In what some are calling a historic change in policy, the Justice Department says it will phase out the use of privately run federal prisons. In a memo describing the policy shift, Deputy Attorney General Sally Yates said research showed private prisons “simply do not provide the same level of correctional services, programs, and resources” and “do not save substantially on costs,” either. Yates added that government education and training programs for prisoners “proved difficult to replicate and outsource” in the private sector. In the memo, she said as the contracts for 13 private federal facilities come to the end of their terms over the next five years.
Some 22,000 federal prisoners out of a total of 193,000 will eventually be impacted by the move. Most are immigrants convicted of crossing the border without permission—charges that currently account for 50 percent of all federal prosecutions. This follows a series of reports by investigative journalists. In today’s first segment, Amy and Juan spoke with reporter Seth Freed Wessler, whose yearlong probe for The Nation and Reveal News uncovered dozens of questionable deaths and years of dire warnings from internal monitors at the private prisons now set to lose their contracts.
The news sent stocks plummeting on Thursday for for the companies that operate the prisons: Corrections Corporation of America, The GEO Group and Management and Training Corporation.

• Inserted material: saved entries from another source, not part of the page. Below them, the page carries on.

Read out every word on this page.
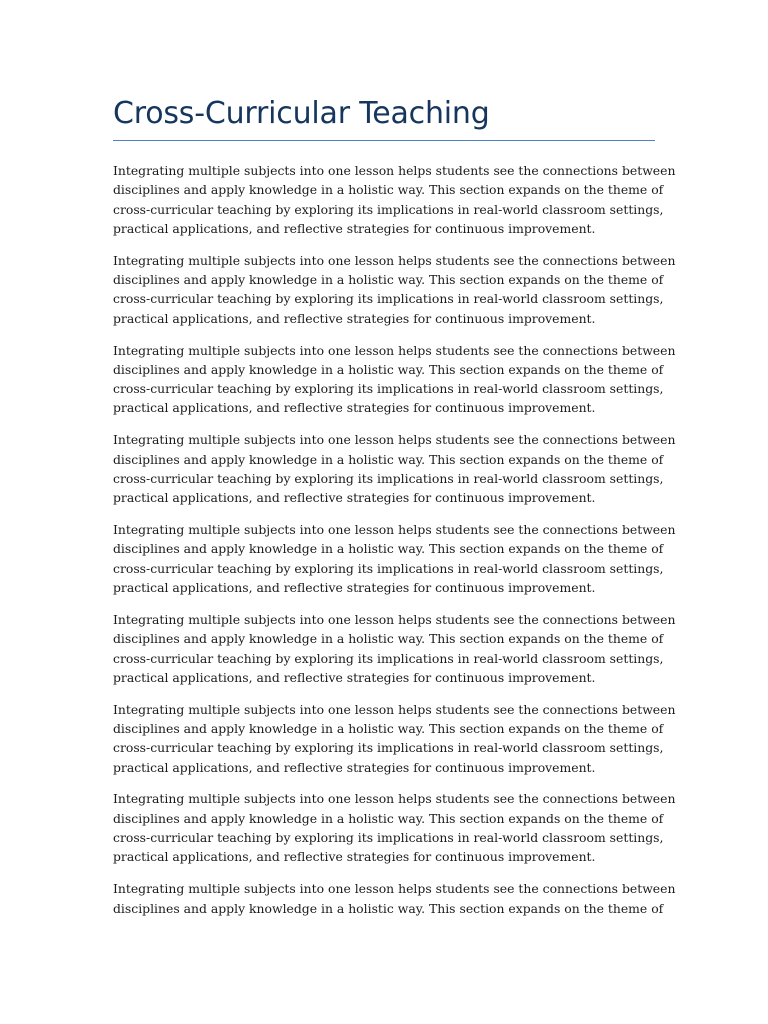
Cross-Curricular Teaching

Integrating multiple subjects into one lesson helps students see the connections between
disciplines and apply knowledge in a holistic way. This section expands on the theme of
cross-curricular teaching by exploring its implications in real-world classroom settings,
practical applications, and reflective strategies for continuous improvement.

Integrating multiple subjects into one lesson helps students see the connections between
disciplines and apply knowledge in a holistic way. This section expands on the theme of
cross-curricular teaching by exploring its implications in real-world classroom settings,
practical applications, and reflective strategies for continuous improvement.

Integrating multiple subjects into one lesson helps students see the connections between
disciplines and apply knowledge in a holistic way. This section expands on the theme of
cross-curricular teaching by exploring its implications in real-world classroom settings,
practical applications, and reflective strategies for continuous improvement.

Integrating multiple subjects into one lesson helps students see the connections between
disciplines and apply knowledge in a holistic way. This section expands on the theme of
cross-curricular teaching by exploring its implications in real-world classroom settings,
practical applications, and reflective strategies for continuous improvement.

Integrating multiple subjects into one lesson helps students see the connections between
disciplines and apply knowledge in a holistic way. This section expands on the theme of
cross-curricular teaching by exploring its implications in real-world classroom settings,
practical applications, and reflective strategies for continuous improvement.

Integrating multiple subjects into one lesson helps students see the connections between
disciplines and apply knowledge in a holistic way. This section expands on the theme of
cross-curricular teaching by exploring its implications in real-world classroom settings,
practical applications, and reflective strategies for continuous improvement.

Integrating multiple subjects into one lesson helps students see the connections between
disciplines and apply knowledge in a holistic way. This section expands on the theme of
cross-curricular teaching by exploring its implications in real-world classroom settings,
practical applications, and reflective strategies for continuous improvement.

Integrating multiple subjects into one lesson helps students see the connections between
disciplines and apply knowledge in a holistic way. This section expands on the theme of
cross-curricular teaching by exploring its implications in real-world classroom settings,
practical applications, and reflective strategies for continuous improvement.

Integrating multiple subjects into one lesson helps students see the connections between
disciplines and apply knowledge in a holistic way. This section expands on the theme of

The show investigates the companies’ track record with Shane Bauer, whose 18-month investigation of a CCA prison for Mother Jones recently took up its entire issue. Titled “My Four Months as a Private Prison Guard,” it chronicles his time as an undercover correctional officer at Louisiana’s Winn Correctional Center. His most recent article is titled “This Prisoner Hanged Himself at the Private Prison Where I Worked. His Family Says He Didn’t Have to Die.” We are also joined by reporter Seth Freed Wessler, who investigated several CCA prisons for the federal government that are now set to close.
The DOJ’s announcement will have no direct impact on private immigrant detention facilities, which are operated by the same companies under contracts with the Department of Homeland Security. Detention Watch Network has now called for DHS “to follow suit and break their ties with private prison companies that operate more than half of … U.S. immigrant detention facilities as a step towards ending detention completely.” Democracy Now! correspondent Renée Feltz notes the detention centers hold people who have committed civil offenses, and children as young as two years old.
Also today, there is a discussion on the State Department’s statement that a plane filled with $400 million in cash for Iran was “leverage” to ensure that five American prisoners held by Iran were released. Republicans, including Donald Trump, have said the money sent in January was a ransom for the prisoners. The Obama administration says it was a pre-planned transfer that was part of the landmark nuclear deal and that the negotiations regarding the two issues were separate. Guest Shane Bauer spent 26 months in Tehran’s Evin Prison, four of them in solitary, after he and two other Americans, Sarah Shourd and Joshua Fattal, were captured while hiking near the unmarked Iran-Iraq border and then freed after negotiations.
Finally, ahead of the final weekend of the Olympics in Rio de Janeiro, Brazilian police have accused a group of U.S. Olympic swimmers of vandalism during an incident at a gas station last weekend and say they are now considering whether to recommend charges against them, including gold medalists Ryan Lochte and Jimmy Feigen. The swimmers said they were robbed by gunmen impersonating police officers in the early hours of Sunday as they returned in a taxi to the Athletes Village from a party in the city. However, after an investigation, Rio police said there had been no robbery. U.S. Olympic authorities later apologized to Brazil after two U.S. swimmers who were kept in the country for questioning were allowed to go home.